Lopez M J, Wong S K, Kishimoto I, Dubois S, Mach V, Friesen J, Garbers D L, Beuve A
Howard Hughes Medical Institute, University of Texas Southwestern Medical Center, Dallas 75235-9050, USA.
Nature. 1995 Nov 2;378(6552):65-8. doi: 10.1038/378065a0.

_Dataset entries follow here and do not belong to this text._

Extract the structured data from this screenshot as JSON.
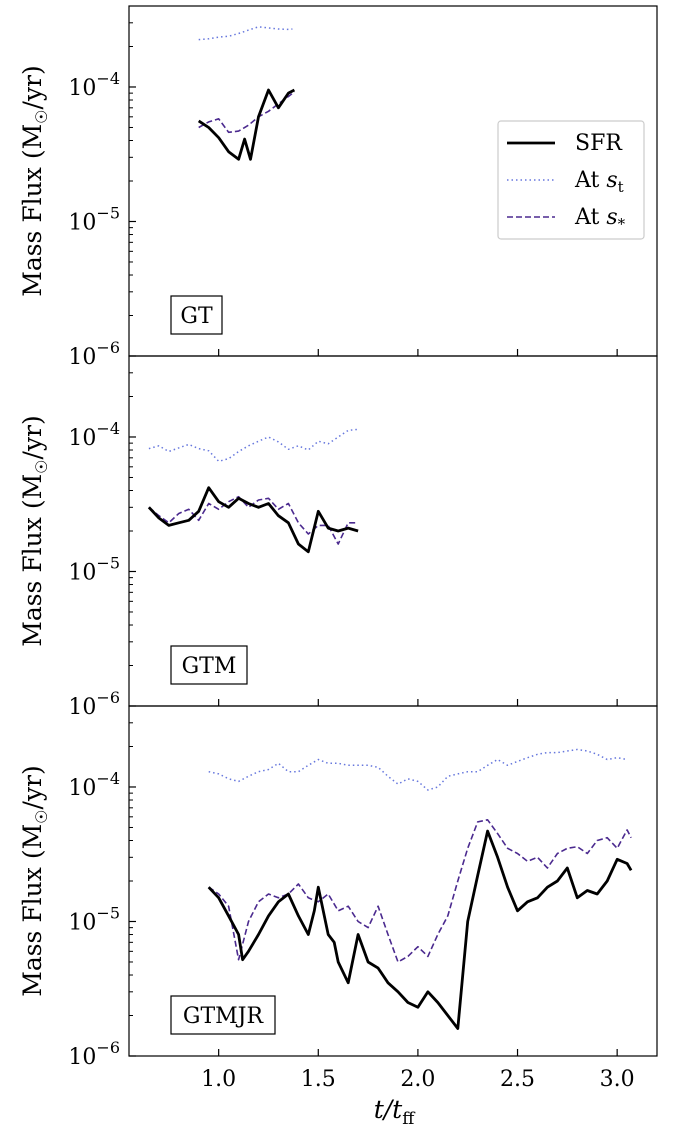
{
  "chart_data": {
    "type": "line",
    "shared_x": {
      "label": "t/t_ff",
      "label_main": "t/t",
      "label_sub": "ff",
      "lim": [
        0.55,
        3.2
      ],
      "ticks": [
        1.0,
        1.5,
        2.0,
        2.5,
        3.0
      ],
      "tick_labels": [
        "1.0",
        "1.5",
        "2.0",
        "2.5",
        "3.0"
      ]
    },
    "shared_y": {
      "label": "Mass Flux (M☉/yr)",
      "label_left": "Mass Flux (M",
      "label_sun": "☉",
      "label_right": "/yr)",
      "scale": "log",
      "lim": [
        1e-06,
        0.0004
      ],
      "ticks": [
        1e-06,
        1e-05,
        0.0001
      ],
      "tick_base": "10",
      "tick_exps": [
        "−6",
        "−5",
        "−4"
      ]
    },
    "legend": {
      "placement": "right, upper-middle of top panel",
      "entries": [
        {
          "label": "SFR",
          "style": "solid",
          "color": "#000000"
        },
        {
          "label": "At s_t",
          "label_main": "At ",
          "label_var": "s",
          "label_sub": "t",
          "style": "dotted",
          "color": "#6677dd"
        },
        {
          "label": "At s_*",
          "label_main": "At ",
          "label_var": "s",
          "label_sub": "*",
          "style": "dashed",
          "color": "#4b2a8f"
        }
      ]
    },
    "panels": [
      {
        "name": "GT",
        "series": [
          {
            "name": "SFR",
            "x": [
              0.9,
              0.95,
              1.0,
              1.05,
              1.1,
              1.13,
              1.16,
              1.2,
              1.25,
              1.3,
              1.35,
              1.38
            ],
            "y": [
              5.6e-05,
              5e-05,
              4.2e-05,
              3.3e-05,
              2.9e-05,
              4.1e-05,
              2.9e-05,
              6e-05,
              9.5e-05,
              7e-05,
              9e-05,
              9.5e-05
            ]
          },
          {
            "name": "At s_t",
            "x": [
              0.9,
              0.95,
              1.0,
              1.05,
              1.1,
              1.15,
              1.2,
              1.25,
              1.3,
              1.35,
              1.37
            ],
            "y": [
              0.000225,
              0.000228,
              0.000235,
              0.000238,
              0.00025,
              0.000265,
              0.00028,
              0.000275,
              0.00027,
              0.000268,
              0.00027
            ]
          },
          {
            "name": "At s_*",
            "x": [
              0.9,
              0.95,
              1.0,
              1.05,
              1.1,
              1.15,
              1.2,
              1.25,
              1.3,
              1.35,
              1.38
            ],
            "y": [
              5e-05,
              5.5e-05,
              5.8e-05,
              4.6e-05,
              4.7e-05,
              5.2e-05,
              6e-05,
              6.6e-05,
              7.5e-05,
              8.5e-05,
              9.2e-05
            ]
          }
        ]
      },
      {
        "name": "GTM",
        "series": [
          {
            "name": "SFR",
            "x": [
              0.65,
              0.7,
              0.75,
              0.8,
              0.85,
              0.9,
              0.95,
              1.0,
              1.05,
              1.1,
              1.15,
              1.2,
              1.25,
              1.3,
              1.35,
              1.4,
              1.45,
              1.5,
              1.55,
              1.6,
              1.65,
              1.7
            ],
            "y": [
              3e-05,
              2.5e-05,
              2.2e-05,
              2.3e-05,
              2.4e-05,
              2.8e-05,
              4.2e-05,
              3.3e-05,
              3e-05,
              3.5e-05,
              3.2e-05,
              3e-05,
              3.2e-05,
              2.6e-05,
              2.3e-05,
              1.6e-05,
              1.4e-05,
              2.8e-05,
              2.1e-05,
              2e-05,
              2.1e-05,
              2e-05
            ]
          },
          {
            "name": "At s_t",
            "x": [
              0.65,
              0.7,
              0.75,
              0.8,
              0.85,
              0.9,
              0.95,
              1.0,
              1.05,
              1.1,
              1.15,
              1.2,
              1.25,
              1.3,
              1.35,
              1.4,
              1.45,
              1.5,
              1.55,
              1.6,
              1.65,
              1.7
            ],
            "y": [
              8.2e-05,
              8.6e-05,
              7.8e-05,
              8.3e-05,
              8.8e-05,
              8.2e-05,
              7.9e-05,
              6.6e-05,
              6.9e-05,
              7.8e-05,
              8.6e-05,
              9.3e-05,
              0.0001,
              9.2e-05,
              8.1e-05,
              8.6e-05,
              8e-05,
              9.3e-05,
              8.9e-05,
              0.0001,
              0.000112,
              0.000114
            ]
          },
          {
            "name": "At s_*",
            "x": [
              0.65,
              0.7,
              0.75,
              0.8,
              0.85,
              0.9,
              0.95,
              1.0,
              1.05,
              1.1,
              1.15,
              1.2,
              1.25,
              1.3,
              1.35,
              1.4,
              1.45,
              1.5,
              1.55,
              1.6,
              1.65,
              1.7
            ],
            "y": [
              3e-05,
              2.6e-05,
              2.3e-05,
              2.7e-05,
              2.9e-05,
              2.4e-05,
              3.2e-05,
              2.9e-05,
              3.3e-05,
              3.6e-05,
              3e-05,
              3.4e-05,
              3.5e-05,
              2.9e-05,
              3.2e-05,
              2.3e-05,
              1.9e-05,
              2.2e-05,
              2.2e-05,
              1.6e-05,
              2.3e-05,
              2.3e-05
            ]
          }
        ]
      },
      {
        "name": "GTMJR",
        "series": [
          {
            "name": "SFR",
            "x": [
              0.95,
              1.0,
              1.05,
              1.1,
              1.12,
              1.15,
              1.2,
              1.25,
              1.3,
              1.35,
              1.4,
              1.45,
              1.48,
              1.5,
              1.55,
              1.58,
              1.6,
              1.65,
              1.7,
              1.75,
              1.8,
              1.85,
              1.9,
              1.95,
              2.0,
              2.05,
              2.1,
              2.15,
              2.2,
              2.25,
              2.3,
              2.35,
              2.4,
              2.45,
              2.5,
              2.55,
              2.6,
              2.65,
              2.7,
              2.75,
              2.8,
              2.85,
              2.9,
              2.95,
              3.0,
              3.05,
              3.07
            ],
            "y": [
              1.8e-05,
              1.5e-05,
              1.1e-05,
              8e-06,
              5.2e-06,
              6e-06,
              8e-06,
              1.1e-05,
              1.4e-05,
              1.6e-05,
              1.1e-05,
              8e-06,
              1.2e-05,
              1.8e-05,
              8e-06,
              7e-06,
              5e-06,
              3.5e-06,
              8e-06,
              5e-06,
              4.5e-06,
              3.5e-06,
              3e-06,
              2.5e-06,
              2.3e-06,
              3e-06,
              2.5e-06,
              2e-06,
              1.6e-06,
              1e-05,
              2.2e-05,
              4.7e-05,
              3e-05,
              1.8e-05,
              1.2e-05,
              1.4e-05,
              1.5e-05,
              1.8e-05,
              2e-05,
              2.5e-05,
              1.5e-05,
              1.7e-05,
              1.6e-05,
              2e-05,
              2.9e-05,
              2.7e-05,
              2.4e-05
            ]
          },
          {
            "name": "At s_t",
            "x": [
              0.95,
              1.0,
              1.05,
              1.1,
              1.15,
              1.2,
              1.25,
              1.3,
              1.35,
              1.4,
              1.45,
              1.5,
              1.55,
              1.6,
              1.65,
              1.7,
              1.75,
              1.8,
              1.85,
              1.9,
              1.95,
              2.0,
              2.05,
              2.1,
              2.15,
              2.2,
              2.25,
              2.3,
              2.35,
              2.4,
              2.45,
              2.5,
              2.55,
              2.6,
              2.65,
              2.7,
              2.75,
              2.8,
              2.85,
              2.9,
              2.95,
              3.0,
              3.05
            ],
            "y": [
              0.00013,
              0.000125,
              0.000115,
              0.00011,
              0.00012,
              0.00013,
              0.000135,
              0.00015,
              0.00013,
              0.00013,
              0.000145,
              0.00016,
              0.00015,
              0.00015,
              0.000145,
              0.000145,
              0.000145,
              0.00014,
              0.00012,
              0.000105,
              0.000115,
              0.00011,
              9.5e-05,
              0.0001,
              0.00012,
              0.000125,
              0.00013,
              0.00013,
              0.000145,
              0.00016,
              0.000145,
              0.000155,
              0.000165,
              0.000175,
              0.00018,
              0.00018,
              0.000185,
              0.00019,
              0.000185,
              0.000175,
              0.00016,
              0.000165,
              0.00016
            ]
          },
          {
            "name": "At s_*",
            "x": [
              0.95,
              1.0,
              1.05,
              1.1,
              1.15,
              1.2,
              1.25,
              1.3,
              1.35,
              1.4,
              1.45,
              1.5,
              1.55,
              1.6,
              1.65,
              1.7,
              1.75,
              1.8,
              1.85,
              1.9,
              1.95,
              2.0,
              2.05,
              2.1,
              2.15,
              2.2,
              2.25,
              2.3,
              2.35,
              2.4,
              2.45,
              2.5,
              2.55,
              2.6,
              2.65,
              2.7,
              2.75,
              2.8,
              2.85,
              2.9,
              2.95,
              3.0,
              3.05,
              3.07
            ],
            "y": [
              1.8e-05,
              1.6e-05,
              1.3e-05,
              5.2e-06,
              1e-05,
              1.4e-05,
              1.6e-05,
              1.5e-05,
              1.6e-05,
              1.9e-05,
              1.5e-05,
              1.4e-05,
              1.6e-05,
              1.2e-05,
              1.3e-05,
              1e-05,
              9e-06,
              1.3e-05,
              8e-06,
              5e-06,
              5.5e-06,
              6.5e-06,
              5.5e-06,
              8e-06,
              1.1e-05,
              2e-05,
              3.5e-05,
              5.5e-05,
              5.7e-05,
              4.5e-05,
              3.5e-05,
              3.2e-05,
              2.8e-05,
              3e-05,
              2.5e-05,
              3.2e-05,
              3.5e-05,
              3.6e-05,
              3.2e-05,
              4e-05,
              4.2e-05,
              3.5e-05,
              4.8e-05,
              4.2e-05
            ]
          }
        ]
      }
    ]
  }
}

Around half of all humans with essential hypertension are resistant to salt (blood pressure does not change by more than 5 mm Hg when salt intake is high), and although various inbred strains of rats display salt-insensitive elevated blood pressure, a gene defect to account for the phenotype has not been described. Atrial natriuretic peptide (ANP) is released from the heart in response to atrial stretch and is thought to mediate its natriuretic and vaso-relaxant effects through the guanylyl cyclase-A receptor (GC-A). Here we report that disruption of the GC-A gene results in chronic elevations of blood pressure in mice on a normal salt diet. Unexpectedly, the blood pressure remains elevated and unchanged in response to either minimal or high salt diets. Aldosterone and ANP concentrations are not affected by the genotype. Therefore, mutations in the GC-A gene could explain some salt-resistant forms of essential hypertension and, coupled with previous work, further suggest that the GC-A signaling pathway dominates at the level of peripheral resistance, where it can operate independently of ANP.
大约一半的原发性高血压患者对盐具有抵抗性(当盐摄入量高时,血压变化不超过5毫米汞柱),尽管各种近交系大鼠表现出盐不敏感的血压升高,但尚未描述导致该表型的基因缺陷。心房利钠肽(ANP)在心房扩张时从心脏释放,被认为通过鸟苷酸环化酶-A受体(GC-A)介导其利钠和血管舒张作用。在此,我们报告GC-A基因的破坏导致正常盐饮食的小鼠血压慢性升高。出乎意料的是,无论盐摄入量极低还是极高,血压均持续升高且无变化。醛固酮和ANP浓度不受基因型影响。因此,GC-A基因的突变可以解释一些盐抵抗型原发性高血压,并且结合先前的研究工作,进一步表明GC-A信号通路在外周阻力水平起主导作用,在该水平它可以独立于ANP发挥作用。